I want to develop an AI assistant ios application using whisper and chatGPT OpenAI apis. I am implementing these following steps.
Audio-engine to record the user's voice
Send audio chunk to Whisper for Speech to Text
Send that text to chatgpt openAI to get response
Now sending that response to Speech Synthesizer to speak response through built-in speaker
In this process, i don't want to disable microphone. Because user can interrupt the speech synthesizer anytime he likes. It should be realtime and look like continuous call between the user and AI assistant.

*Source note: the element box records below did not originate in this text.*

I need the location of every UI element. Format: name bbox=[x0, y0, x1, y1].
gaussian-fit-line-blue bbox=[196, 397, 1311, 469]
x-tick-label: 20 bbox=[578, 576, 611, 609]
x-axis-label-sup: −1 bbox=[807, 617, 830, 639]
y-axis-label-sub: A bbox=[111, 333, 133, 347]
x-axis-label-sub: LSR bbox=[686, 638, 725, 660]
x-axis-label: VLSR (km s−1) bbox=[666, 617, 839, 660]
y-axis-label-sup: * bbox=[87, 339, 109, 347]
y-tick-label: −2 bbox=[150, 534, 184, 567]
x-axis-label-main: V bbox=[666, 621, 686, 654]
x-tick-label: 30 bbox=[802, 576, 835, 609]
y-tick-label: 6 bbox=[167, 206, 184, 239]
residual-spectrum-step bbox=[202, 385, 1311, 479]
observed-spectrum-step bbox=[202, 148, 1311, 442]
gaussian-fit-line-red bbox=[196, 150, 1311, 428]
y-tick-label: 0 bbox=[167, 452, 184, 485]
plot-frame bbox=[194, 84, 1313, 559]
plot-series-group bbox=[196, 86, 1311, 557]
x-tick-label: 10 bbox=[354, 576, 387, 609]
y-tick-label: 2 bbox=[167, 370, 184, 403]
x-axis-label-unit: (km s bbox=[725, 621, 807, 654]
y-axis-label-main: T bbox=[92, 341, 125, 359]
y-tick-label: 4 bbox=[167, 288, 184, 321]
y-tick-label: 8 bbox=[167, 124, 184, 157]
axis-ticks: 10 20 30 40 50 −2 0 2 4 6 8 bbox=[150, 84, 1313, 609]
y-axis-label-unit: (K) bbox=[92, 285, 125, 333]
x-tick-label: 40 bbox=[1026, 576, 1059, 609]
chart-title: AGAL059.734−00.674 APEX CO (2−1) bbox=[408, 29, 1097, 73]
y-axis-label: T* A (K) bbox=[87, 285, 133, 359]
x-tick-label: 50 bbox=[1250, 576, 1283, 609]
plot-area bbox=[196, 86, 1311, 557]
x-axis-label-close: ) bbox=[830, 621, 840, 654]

Problem: When user speaks, microphone takes the input and appends into the audioengine recording file. Then sends that chunk to whisper for transcribing, transcribed text is then sent to chatgpt api to get response and response is sent to speech synthesiser which generates an output on speaker. Issue is that the microphone again takes synthesiser voice from speaker, and create a loop.
What should i possibly do to stop my microphone to not take the input from iphone speaker. Talking tom, callAnnie applications and many other ios applications are continuously using microphone and generating outputs from speaker without overlapping and loop. Suggest the possible ways.
I tried to set all possible ways for setting audio-engine category and settings with record, playback, playandrecord etc. Nothing gives me the solution to avoid speaker voice into my microphone. Technically as I think of microphone should never take the device generated voices. What could be the possible solution. If my approach is wrong also i am open to plenty suggestions and guidance.